A WIM system uses one or more sensors to obtain information about a vehicle as it is sensed by the sensor, typically as the vehicle moves over the sensor. Some information may be measured directly from a sensor, and other information may be measured and derived from a combination of sensors operating together.
Vehicle information that may be measured includes, for example, the number of axles, weight per axle, weight per wheel, vehicle weight, wheel count, wheel spacing, axle spacing, axle width, and axle and/or vehicle speed. Aggregate information may also be collected such as the total number of vehicles detected by the sensors.
Time Domain Reflectometry
Generally, time domain reflectometry (TDR) is a measurement technique based on the principle that a transmission-line of a particular geometry presents a known characteristic impedance. Therefore, changes to the geometry of the transmission-line result in changes in the characteristic impedance that can be measured using TDR techniques. A skilled person would understand that time domain reflectometry may be used with optical or electrical signals, and that practically the optical and electrical signals are physically different requiring differently skilled knowledge and equipment to measure changes in transmission line characteristics.
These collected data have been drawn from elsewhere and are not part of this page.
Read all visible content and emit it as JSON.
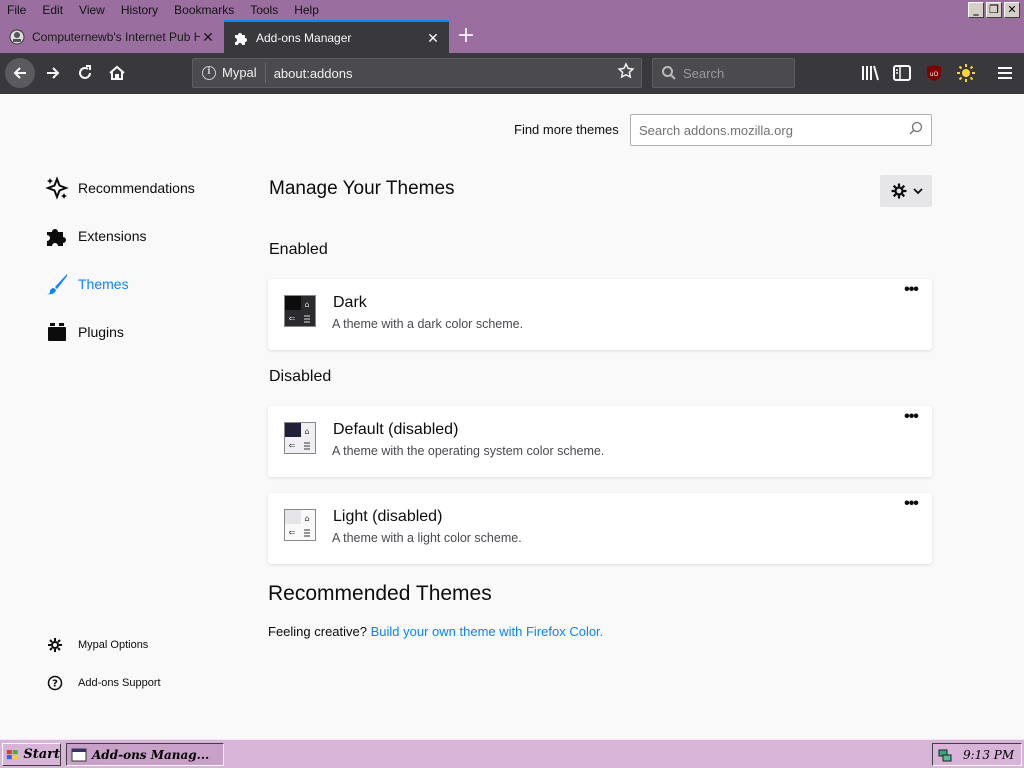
{
  "menu": [
    "File",
    "Edit",
    "View",
    "History",
    "Bookmarks",
    "Tools",
    "Help"
  ],
  "window_controls": {
    "minimize": "_",
    "restore": "❐",
    "close": "✕"
  },
  "tabs": [
    {
      "label": "Computernewb's Internet Pub Hub",
      "icon": "site-favicon",
      "active": false
    },
    {
      "label": "Add-ons Manager",
      "icon": "puzzle-icon",
      "active": true
    }
  ],
  "toolbar": {
    "identity_label": "Mypal",
    "url": "about:addons",
    "search_placeholder": "Search"
  },
  "addons": {
    "find_more_label": "Find more themes",
    "amo_search_placeholder": "Search addons.mozilla.org",
    "categories": [
      {
        "label": "Recommendations",
        "icon": "recommendations-icon"
      },
      {
        "label": "Extensions",
        "icon": "puzzle-icon"
      },
      {
        "label": "Themes",
        "icon": "brush-icon",
        "selected": true
      },
      {
        "label": "Plugins",
        "icon": "plugin-icon"
      }
    ],
    "footer_links": [
      {
        "label": "Mypal Options",
        "icon": "gear-icon"
      },
      {
        "label": "Add-ons Support",
        "icon": "help-icon"
      }
    ],
    "page_title": "Manage Your Themes",
    "enabled_heading": "Enabled",
    "disabled_heading": "Disabled",
    "enabled_themes": [
      {
        "name": "Dark",
        "description": "A theme with a dark color scheme.",
        "preview": "dark"
      }
    ],
    "disabled_themes": [
      {
        "name": "Default (disabled)",
        "description": "A theme with the operating system color scheme.",
        "preview": "default"
      },
      {
        "name": "Light (disabled)",
        "description": "A theme with a light color scheme.",
        "preview": "light"
      }
    ],
    "recommended_heading": "Recommended Themes",
    "creative_text": "Feeling creative?",
    "creative_link": "Build your own theme with Firefox Color.",
    "more_options": "•••"
  },
  "taskbar": {
    "start_label": "Start",
    "task_label": "Add-ons Manag...",
    "clock": "9:13 PM"
  },
  "colors": {
    "accent": "#0a84ff",
    "menubar": "#9b6ea0",
    "navbar": "#38383d",
    "taskbar": "#d8b4d8"
  }
}
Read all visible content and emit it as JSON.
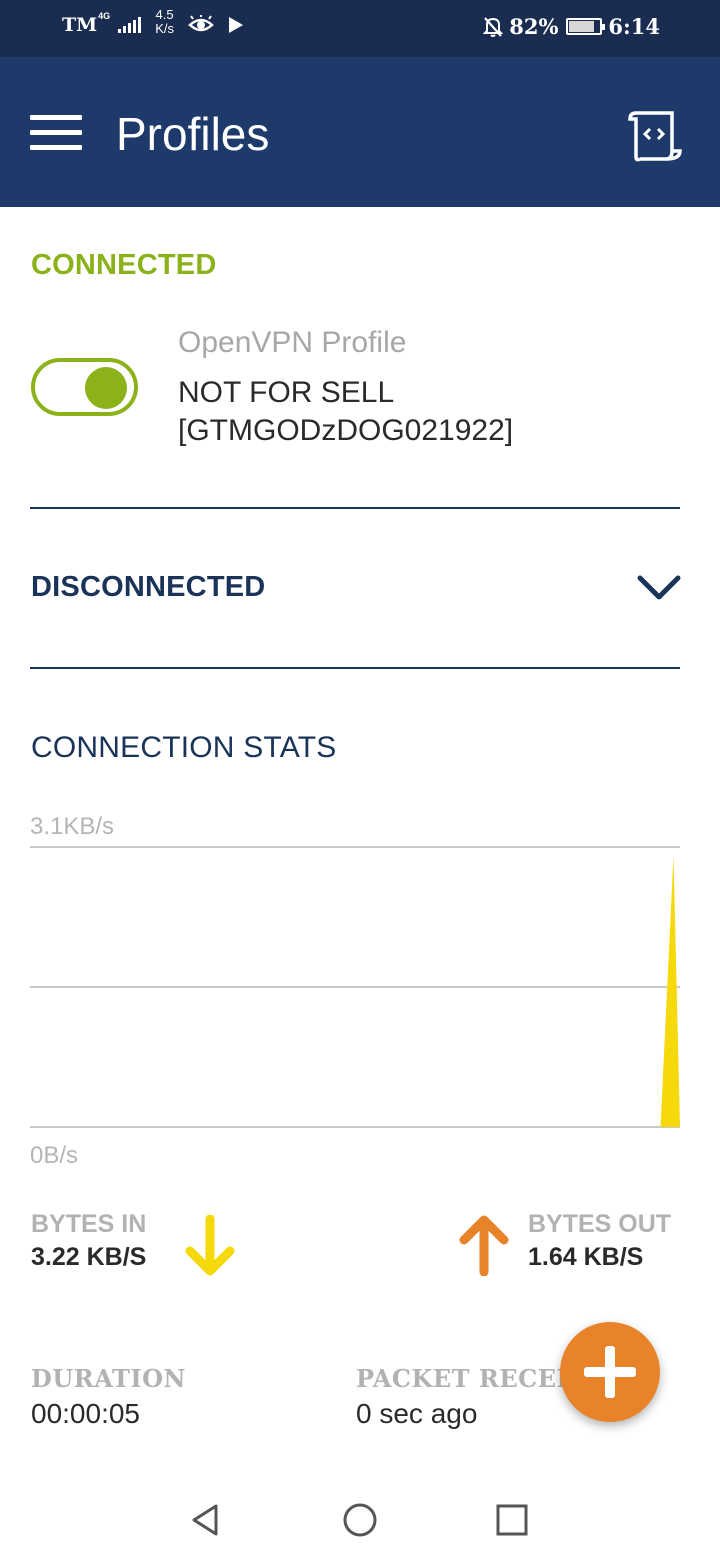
{
  "status_bar": {
    "carrier": "TM",
    "network_type": "4G",
    "net_speed_value": "4.5",
    "net_speed_unit": "K/s",
    "battery_percent": "82%",
    "battery_level": 0.82,
    "time": "6:14",
    "icons": [
      "signal-icon",
      "eye-icon",
      "play-icon",
      "bell-off-icon",
      "battery-icon"
    ]
  },
  "app_bar": {
    "title": "Profiles",
    "menu_icon": "hamburger-menu-icon",
    "action_icon": "import-file-icon",
    "background": "#1d3a6a"
  },
  "connected_section": {
    "label": "CONNECTED",
    "color": "#8cb21a",
    "toggle_on": true,
    "profile_type": "OpenVPN Profile",
    "profile_name": "NOT FOR SELL [GTMGODzDOG021922]"
  },
  "disconnected_section": {
    "label": "DISCONNECTED",
    "expand_icon": "chevron-down-icon"
  },
  "stats": {
    "title": "CONNECTION STATS",
    "bytes_in_label": "BYTES IN",
    "bytes_in_value": "3.22 KB/S",
    "bytes_out_label": "BYTES OUT",
    "bytes_out_value": "1.64 KB/S",
    "duration_label": "DURATION",
    "duration_value": "00:00:05",
    "packet_label": "PACKET RECEIVED",
    "packet_value": "0 sec ago",
    "in_color": "#f5d90a",
    "out_color": "#e8832a"
  },
  "chart_data": {
    "type": "area",
    "y_max_label": "3.1KB/s",
    "y_min_label": "0B/s",
    "ylim": [
      0,
      3.1
    ],
    "grid": true,
    "series": [
      {
        "color": "#f5d90a",
        "points": [
          [
            0,
            0
          ],
          [
            0.97,
            0
          ],
          [
            0.99,
            3.0
          ],
          [
            1.0,
            0
          ]
        ]
      }
    ]
  },
  "fab": {
    "icon": "plus-icon",
    "color": "#e8832a"
  },
  "nav_bar": {
    "icons": [
      "back-icon",
      "home-icon",
      "recents-icon"
    ]
  }
}
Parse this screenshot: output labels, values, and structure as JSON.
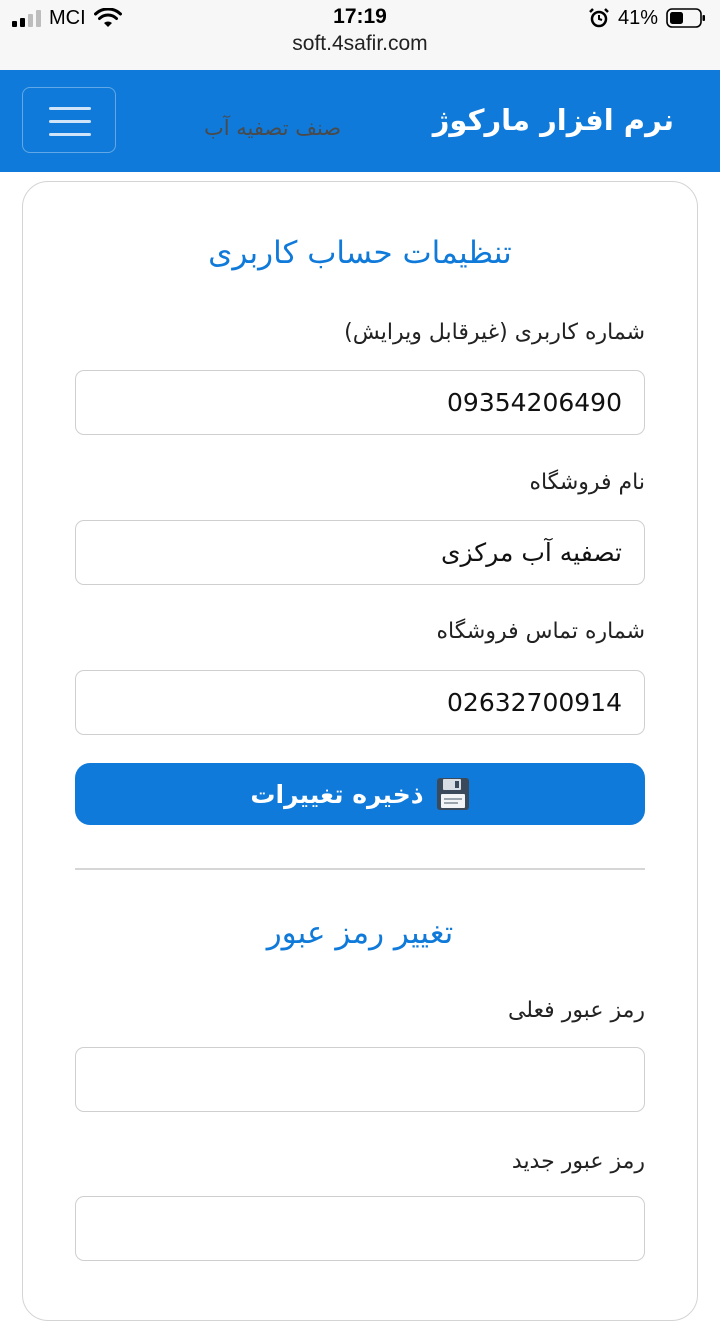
{
  "status_bar": {
    "carrier": "MCI",
    "time": "17:19",
    "battery": "41%",
    "url": "soft.4safir.com"
  },
  "navbar": {
    "brand": "نرم افزار مارکوژ",
    "subtitle": "صنف تصفیه آب",
    "menu_icon": "hamburger-menu-icon"
  },
  "account": {
    "title": "تنظیمات حساب کاربری",
    "username_label": "شماره کاربری (غیرقابل ویرایش)",
    "username_value": "09354206490",
    "shop_name_label": "نام فروشگاه",
    "shop_name_value": "تصفیه آب مرکزی",
    "shop_phone_label": "شماره تماس فروشگاه",
    "shop_phone_value": "02632700914",
    "save_label": "ذخیره تغییرات",
    "save_icon": "floppy-disk-icon"
  },
  "password": {
    "title": "تغییر رمز عبور",
    "current_label": "رمز عبور فعلی",
    "current_value": "",
    "new_label": "رمز عبور جدید",
    "new_value": ""
  },
  "colors": {
    "primary": "#0f7ad9"
  }
}
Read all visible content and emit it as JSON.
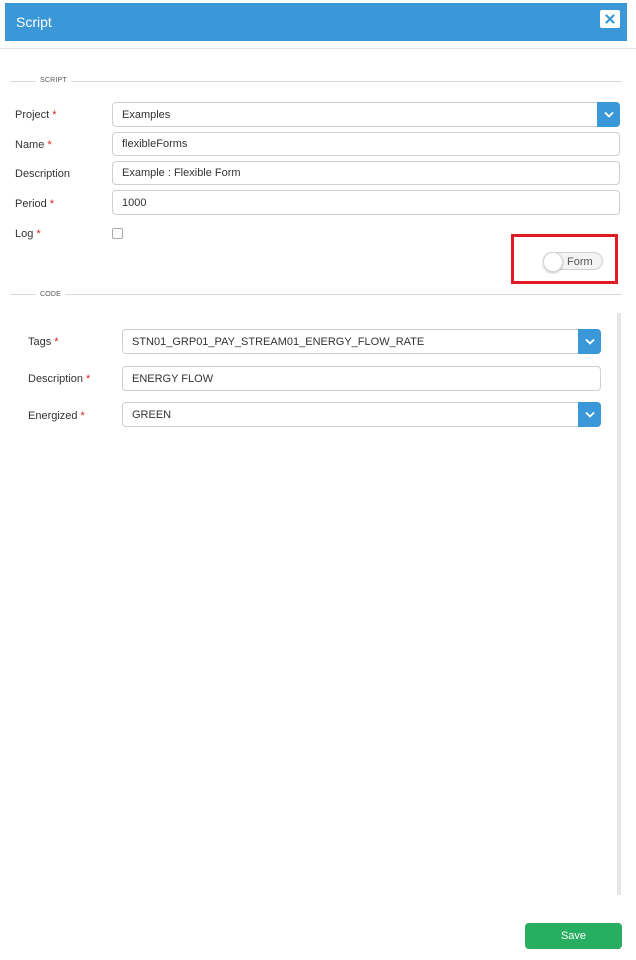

In an electrical transmission-line, a reflection will be generated whenever an incident wave meets a change in the characteristic impedance, which is also known as a discontinuity. TDR measurement techniques can then be used to determine the location and magnitude of the discontinuity in the transmission-line from the reflected wave. Thus, the time the reflected wave takes to travel back along the transmission-line can be translated into a distance along the transmission-line. The magnitude of the voltage of the reflected wave can be used to calculate the amount of change in the characteristic impedance.
TDR measurement techniques may use a step input voltage for the incident wave shape as it eases the complexity of interpreting the reflected signals. In source- or both-ends terminated transmission lines, the step input voltage is divided between the source impedance and transmission-line impedance. If the source and transmission-line impedances are matched, then the voltage measured between the source and transmission-line over the round-trip of the incident wave along the transmission-line is half of the step input voltage. Where discontinuities exist on the transmission-line, the voltage measured will deviate from exactly half due to the received reflections. Other approaches for TDR measurement may also be used, such as wave modulation with a swept frequency.
UK patent application GB 2,250,813A discloses a weighing apparatus for vehicles. The apparatus comprises a fibre optic cable whose light transmission characteristics vary under load and is encased in a pressure pad of resilient material and laid across a roadway. As a vehicle crosses the pressure pad, a time domain reflectometer calculates the load exerted by each wheel by monitoring the intensity of back scattered light from the fibre optic cable.
Known traffic monitoring and transportation management systems typically use strain gauge type sensors, for example, a mechanical strain gauge or piezo electric strain sensor, that are not configured as a transmission line. Therefore, existing intelligent transportation systems using strain gauge type sensors have signal processing systems and digital processing systems that do not utilize electrical TDR (ETDR) measurement techniques.